Greece close to getting multi-billion euro bailout package

Greece close to getting multi-billion euro bailout package

Details of the bailout plan for Greece will be made public by the finance ministers of the 16 euro zone nations, who will hold a special meeting in Brussels on Sunday, after the Greek Prime Minister George Papandreau announces in Athens details of new round of austerity measures to reduce the country's debts of over 300 billion euros.

German Chancellor Angela Merkel and French President Nicolas Sarkozy spoke on phone on Saturday and expressed their determination to "act quickly" to implement a rescue plan for Greece, which may involve as much as 120 billion euros (USD 160 billion) over three years, Sarkozy's office said in a statement.

The German and the French governments are playing a key role in efforts to rescue Greece from bankruptcy and they have taken steps to pass laws to dole out their share of the bailout package for Greece, which will be endorsed by their Parliaments before the end of next week.

The spending cuts were agreed to after more than three weeks' negotiations between the European Commission, the European Central Bank, the International Monetary Fund and the Greek government.

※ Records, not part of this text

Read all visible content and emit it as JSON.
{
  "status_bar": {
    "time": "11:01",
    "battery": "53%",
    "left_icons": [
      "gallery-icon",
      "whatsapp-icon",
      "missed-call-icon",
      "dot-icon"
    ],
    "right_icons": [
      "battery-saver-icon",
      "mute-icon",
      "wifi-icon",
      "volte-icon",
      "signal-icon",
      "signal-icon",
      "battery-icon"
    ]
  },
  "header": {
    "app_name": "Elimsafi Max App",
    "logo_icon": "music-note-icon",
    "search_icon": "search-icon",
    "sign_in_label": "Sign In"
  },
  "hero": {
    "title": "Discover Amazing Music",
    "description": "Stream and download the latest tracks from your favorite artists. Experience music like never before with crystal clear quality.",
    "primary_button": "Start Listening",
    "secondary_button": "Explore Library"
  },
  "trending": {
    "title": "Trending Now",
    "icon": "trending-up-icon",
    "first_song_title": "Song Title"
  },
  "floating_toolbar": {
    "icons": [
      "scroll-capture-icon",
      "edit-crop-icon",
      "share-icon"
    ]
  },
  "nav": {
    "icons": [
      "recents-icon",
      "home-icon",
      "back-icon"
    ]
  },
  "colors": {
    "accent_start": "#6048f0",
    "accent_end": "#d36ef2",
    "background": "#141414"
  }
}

A tough austerity programme was the main condition for financial support from the EU and the IMF.

Implementation of a 45 billion-euro rescue package for Greece hammered out by the EU and the IMF on April 11 was held back. The two institutions want the Greek government to reduce deficit from 13.6 per cent of GDP to 3.6 per cent by 2011.

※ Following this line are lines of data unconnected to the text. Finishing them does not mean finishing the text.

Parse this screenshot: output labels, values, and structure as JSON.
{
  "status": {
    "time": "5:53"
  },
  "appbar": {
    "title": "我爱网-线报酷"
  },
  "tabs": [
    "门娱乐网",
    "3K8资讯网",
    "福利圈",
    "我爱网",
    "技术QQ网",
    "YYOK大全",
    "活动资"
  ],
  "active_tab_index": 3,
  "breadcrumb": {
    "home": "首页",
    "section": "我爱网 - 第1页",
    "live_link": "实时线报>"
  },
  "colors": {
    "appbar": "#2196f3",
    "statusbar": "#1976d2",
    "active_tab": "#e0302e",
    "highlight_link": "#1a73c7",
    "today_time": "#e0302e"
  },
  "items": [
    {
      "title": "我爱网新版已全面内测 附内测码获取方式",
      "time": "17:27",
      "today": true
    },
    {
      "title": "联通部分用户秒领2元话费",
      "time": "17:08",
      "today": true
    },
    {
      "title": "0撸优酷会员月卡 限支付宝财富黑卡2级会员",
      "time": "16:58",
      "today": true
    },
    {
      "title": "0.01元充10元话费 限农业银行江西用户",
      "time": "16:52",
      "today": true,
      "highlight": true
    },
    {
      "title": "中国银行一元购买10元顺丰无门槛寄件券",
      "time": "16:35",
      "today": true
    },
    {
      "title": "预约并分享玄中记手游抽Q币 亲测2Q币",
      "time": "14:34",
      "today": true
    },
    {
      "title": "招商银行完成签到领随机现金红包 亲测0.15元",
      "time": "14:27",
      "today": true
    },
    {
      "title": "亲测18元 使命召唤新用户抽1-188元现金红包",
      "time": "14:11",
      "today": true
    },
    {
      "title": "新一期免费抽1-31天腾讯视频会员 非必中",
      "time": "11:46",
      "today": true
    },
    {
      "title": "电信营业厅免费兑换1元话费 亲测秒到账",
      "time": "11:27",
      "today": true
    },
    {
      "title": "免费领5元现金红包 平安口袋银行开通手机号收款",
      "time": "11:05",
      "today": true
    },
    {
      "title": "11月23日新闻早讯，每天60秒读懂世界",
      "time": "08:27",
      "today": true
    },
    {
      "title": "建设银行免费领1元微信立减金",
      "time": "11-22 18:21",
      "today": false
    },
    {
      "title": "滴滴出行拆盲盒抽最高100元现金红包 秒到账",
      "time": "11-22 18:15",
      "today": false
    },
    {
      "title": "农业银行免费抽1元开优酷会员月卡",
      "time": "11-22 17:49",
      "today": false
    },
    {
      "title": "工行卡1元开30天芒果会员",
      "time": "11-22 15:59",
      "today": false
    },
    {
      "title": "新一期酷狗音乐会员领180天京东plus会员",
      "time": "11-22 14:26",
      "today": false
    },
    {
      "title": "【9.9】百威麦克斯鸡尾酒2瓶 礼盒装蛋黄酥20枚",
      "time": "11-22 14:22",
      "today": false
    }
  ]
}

The spending cuts agreed to by the Greek government are expected to save up to 24 billion euros over three years.

It is expected that in the first year, the euro zone nations will give Greece a credit of 30 billion euros. It will be supplemented by a credit of 15 billion euros from the IMF.
Europe's two largest economies Germany and France will participate in the first year of bailing out Greece with 8.4 billion euros and 6.3 billion euros, respectively.
In the next two years, Germany may have to provide an additional 17 billion euros, according to press reports.

The IMF's overall involvement in the bailout during the three-year period might exceed the record standby loan of USD 21 billion given to South Korea in the late 1990s.

Meanwhile, Germany's banks, insurance companies and industries have launched initiatives to mobilise private funds to support the government's efforts to help Greece out of its financial difficulties.

They plan to raise up to 2 billion euros and will use that money to buy Greek bonds, which were given junk status last week by rating agency Standard & Poor's.

They hope this will help calm down the financial markets and reduce the risk of Greece's debt crisis spreading to other heavily indebted euro zone nations such as Portugal, Spain, Ireland and Italy. Germany holds Greek government's bonds worth 31 billion euros.